Hesap vermesi gerekenler cevap bile vermiyor.
Ayaklarına kadar gelen Meclis’in iradesini hiçe sayıyor.
Bu tablo karşısında bir daha kim inanır “milli irade” güzellemelerine?
***
Ama “ifade vermeyeceğim”, “söyleyecek bir şeyim yok” cümleleriyle bu devasa dosyanın kapanabileceğini sanan varsa yanılır…
Veli Küçük’ü hatırlasanıza…
1996’da Susurluk kazasından sonra TBMM’de kurulan Susurluk Araştırma Komisyonu, ifade vermesi için Küçük’ü davet ettiğinde o da gitmemişti. Sonradan gitmesine Genelkurmay’ın izin vermediği öğrenilmişti. Böylece özelde Susurluk’taki genelde bölgesindeki faili meçhul cinayetlerdeki rolü öğrenilememişti.
Sonra ne oldu?
2008’de güç dengeleri değişti. Küçük gözaltına alındı. Bu sefer Genelkurmay’a fikrini soran olmadı. Önce Terörle Mücadele’de, sonra mahkemede anlattı Susurluk’u…
Sonunda da müebbet hapse mahkûm oldu.
***
Yaşlıları görenler, hemen “Sizi çok iyi gördüm” demek lüzumu hisseder, yaşlılar da iyi görünmediğini oradan anlar ya…

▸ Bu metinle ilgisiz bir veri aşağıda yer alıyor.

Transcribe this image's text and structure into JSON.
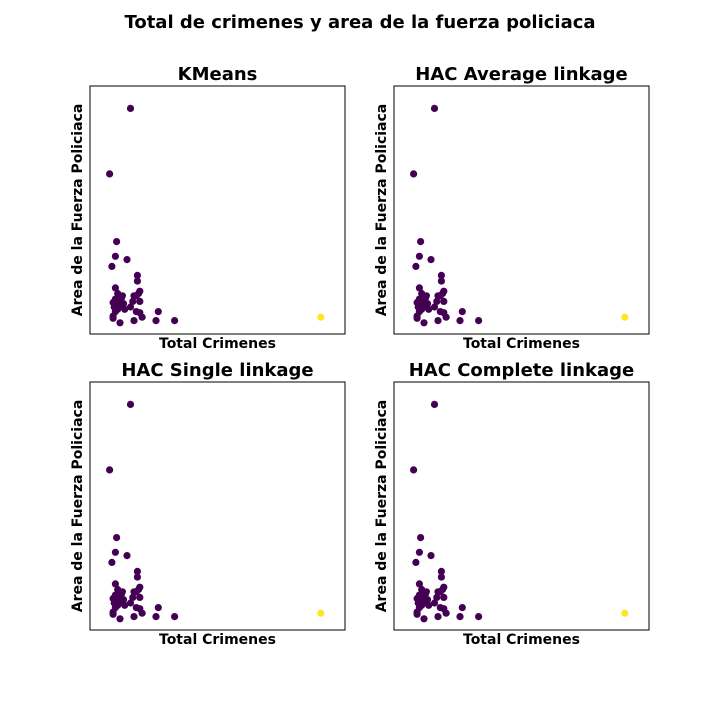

Meclis’in habire iltifata boğulmasından iyice itibarsızlaştığını anlıyoruz biz de…
Ülkede neredeyse sıkıyönetim ilan ediliyor; Meclis’e bilgi veren yok.
Müzakere süreci alttan alta ilerliyor; ne olup bittiğinden Meclis’in haberi yok.
Türkiye tarihinin en büyük yolsuzluk skandalı yaşandı; Meclis’e ifade vermeye tenezzül eden yok.
Yasama faaliyetinin neredeyse tamamen askıya alındığı bir dönemdeyiz. Bir savcı çıkıp soruşturma komisyonunu hiçe sayarak dosyayı kapatabiliyor.
Meclis, kendi itibarına sahip çıkmayacak mı?
Hesap sormak için yine güç dengelerinin değişmesi mi beklenecek?
Öyleyse Genel Kurul salonuna, “Egemenlik kayıtsız şartsız Sarraf’ındır” yazalım gitsin.
Yılın Esprisi
Aklanmayan haklanır.
Siz Meclis’e hesap vermezseniz bir espri sizin hakkınızda çok daha ağır hüküm verir.
İşte Zaytung Son Dakika’nın dünkü “haber”i:
“Saatlerin geri alınacağını duyunca fenalaşan Zafer Çağlayan’a durum izah edilmeye çalışılıyor.”